La journée était en préparation depuis des lunes dans la maison
Barbedure. Notre mère s’est, encore une fois, et c’est tout à son honneur, surpassée pour que la réception soit somptueuse. Cette année, le conseil familial a accepté une fois de plus, que
Le jour du Souvenir se passe dans la maison de mon père, le plus puissant et influent des
Barbedure du clan
Grundbolg1.
Nous vivons dans un des quartiers les plus riches de
Karak Izor. Nous sommes installés dans un hôtel particulier, un véritable palais, sur
Khaz Izor2, l’artère principale qui mène au Palais Royal. Cette large avenue est bordée des demeures des personnalités de
Karak Izor. Les conseillers, généraux, Seigneurs des Runes et illustres ingénieurs vivent ici, dans la proximité du palais. Et cette avenue sert aussi à impressionner les visiteurs qui viennent rencontrer notre illustre Roi,
Kazran Fontaustère et la Reine
Athgar la Sage du clan
Izorgrung. Bordée d’un ingénieux système d’éclairage, de statues et d’arbres verdoyants, cette avenue est assez large pour laisser défiler une compagnie entière de Brise-Fer entre les pilonnes gravés de Runes qui retiennent la voûte de la caverne, à plus de cinquante mètres du sol de pierres dallées.
Aujourd’hui,
Khaz Izor est multicolore, chaque maison a décoré sa façade aux couleurs de sa famille ou de son clan.

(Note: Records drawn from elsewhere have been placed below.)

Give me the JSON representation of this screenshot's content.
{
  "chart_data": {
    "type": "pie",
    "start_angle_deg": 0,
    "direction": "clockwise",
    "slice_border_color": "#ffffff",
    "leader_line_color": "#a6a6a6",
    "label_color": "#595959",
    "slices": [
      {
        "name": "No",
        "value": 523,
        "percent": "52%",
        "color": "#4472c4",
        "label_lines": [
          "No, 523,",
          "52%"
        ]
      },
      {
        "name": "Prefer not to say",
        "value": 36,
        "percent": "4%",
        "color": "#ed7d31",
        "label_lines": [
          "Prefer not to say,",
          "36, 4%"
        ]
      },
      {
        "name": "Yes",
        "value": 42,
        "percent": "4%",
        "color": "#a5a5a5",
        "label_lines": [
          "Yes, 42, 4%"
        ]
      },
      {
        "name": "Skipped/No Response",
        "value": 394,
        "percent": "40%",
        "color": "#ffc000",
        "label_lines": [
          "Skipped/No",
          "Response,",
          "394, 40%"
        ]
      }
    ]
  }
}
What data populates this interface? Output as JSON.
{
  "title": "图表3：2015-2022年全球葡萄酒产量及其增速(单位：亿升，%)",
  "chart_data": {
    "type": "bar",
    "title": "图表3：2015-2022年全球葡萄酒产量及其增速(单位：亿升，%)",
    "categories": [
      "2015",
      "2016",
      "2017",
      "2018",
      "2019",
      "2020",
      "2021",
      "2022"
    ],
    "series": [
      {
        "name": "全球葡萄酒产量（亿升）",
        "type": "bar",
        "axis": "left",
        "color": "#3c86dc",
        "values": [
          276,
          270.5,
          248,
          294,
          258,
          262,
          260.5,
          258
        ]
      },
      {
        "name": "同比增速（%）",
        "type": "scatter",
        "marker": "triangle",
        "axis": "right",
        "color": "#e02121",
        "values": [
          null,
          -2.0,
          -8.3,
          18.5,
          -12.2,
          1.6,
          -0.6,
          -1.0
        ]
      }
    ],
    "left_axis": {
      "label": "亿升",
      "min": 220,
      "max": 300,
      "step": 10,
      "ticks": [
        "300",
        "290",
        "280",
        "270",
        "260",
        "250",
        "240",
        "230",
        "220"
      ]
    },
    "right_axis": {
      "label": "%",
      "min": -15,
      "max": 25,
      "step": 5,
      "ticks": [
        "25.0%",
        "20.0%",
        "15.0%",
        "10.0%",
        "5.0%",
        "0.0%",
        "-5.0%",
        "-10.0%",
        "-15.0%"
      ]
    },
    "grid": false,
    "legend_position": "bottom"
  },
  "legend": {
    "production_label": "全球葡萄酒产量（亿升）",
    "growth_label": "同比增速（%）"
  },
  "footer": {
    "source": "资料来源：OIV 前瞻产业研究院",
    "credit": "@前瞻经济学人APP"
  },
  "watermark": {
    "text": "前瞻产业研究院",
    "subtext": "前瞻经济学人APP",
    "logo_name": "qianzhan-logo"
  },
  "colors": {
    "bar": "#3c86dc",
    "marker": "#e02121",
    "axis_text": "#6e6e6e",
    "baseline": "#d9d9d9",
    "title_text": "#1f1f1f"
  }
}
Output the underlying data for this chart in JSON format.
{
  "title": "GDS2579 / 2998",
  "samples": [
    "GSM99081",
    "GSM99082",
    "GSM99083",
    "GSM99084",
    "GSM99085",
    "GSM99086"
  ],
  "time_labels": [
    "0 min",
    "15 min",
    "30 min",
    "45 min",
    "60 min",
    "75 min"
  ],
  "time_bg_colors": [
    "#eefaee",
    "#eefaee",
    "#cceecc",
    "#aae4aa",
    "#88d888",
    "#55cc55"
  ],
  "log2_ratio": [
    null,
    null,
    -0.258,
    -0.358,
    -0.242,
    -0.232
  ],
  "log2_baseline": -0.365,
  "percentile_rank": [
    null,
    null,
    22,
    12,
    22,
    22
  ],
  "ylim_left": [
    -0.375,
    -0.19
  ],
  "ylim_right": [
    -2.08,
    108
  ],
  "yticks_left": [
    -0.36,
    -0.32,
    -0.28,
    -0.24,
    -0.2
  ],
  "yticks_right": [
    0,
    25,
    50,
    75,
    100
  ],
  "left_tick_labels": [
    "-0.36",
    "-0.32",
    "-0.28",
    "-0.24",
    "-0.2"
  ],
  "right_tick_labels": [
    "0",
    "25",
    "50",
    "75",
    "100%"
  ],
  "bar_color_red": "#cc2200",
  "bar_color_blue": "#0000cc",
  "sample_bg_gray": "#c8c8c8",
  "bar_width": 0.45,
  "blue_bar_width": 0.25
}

Notre demeure est toute de vert et de sable, les couleurs des
Grundbolg, notre clan. Des draps immenses portant le diamant clanique, symbole de sa richesse et de sa puissance, ont été déployés sur la façade principale. Mère a poussé le détail jusqu’à installer une troupe de bardes habillés de livrées aux couleurs du clan, devant notre hôtel. Ces joyeux drilles entonnent des chants qui louent les exploits de nos ancêtres à chaque nouvel invité, à chaque passant à portée de voix. Une à une, les familles apparentées aux
Barbedure se sont présentées à la grande double porte de notre petit palais.
Partout, sur le passage des invités, dans les couloirs et la cour principale, des petites chapelles ont été montées, avec une statue de pierre de l’ancêtre à vénérer, et, posé devant lui, une miniature de son oeuvre, de ce qu’il a fait pour le clan et la famille. Bien sûr, dans la cour principale, l’on a dressé des tables habillées de nappes blanches et recouvertes de victuailles. Des tonneaux de bière sont à disposition des convives et l’on a organisé les traditionnels concours de chants et de poésies, sanctifiant nos divins prédécesseurs.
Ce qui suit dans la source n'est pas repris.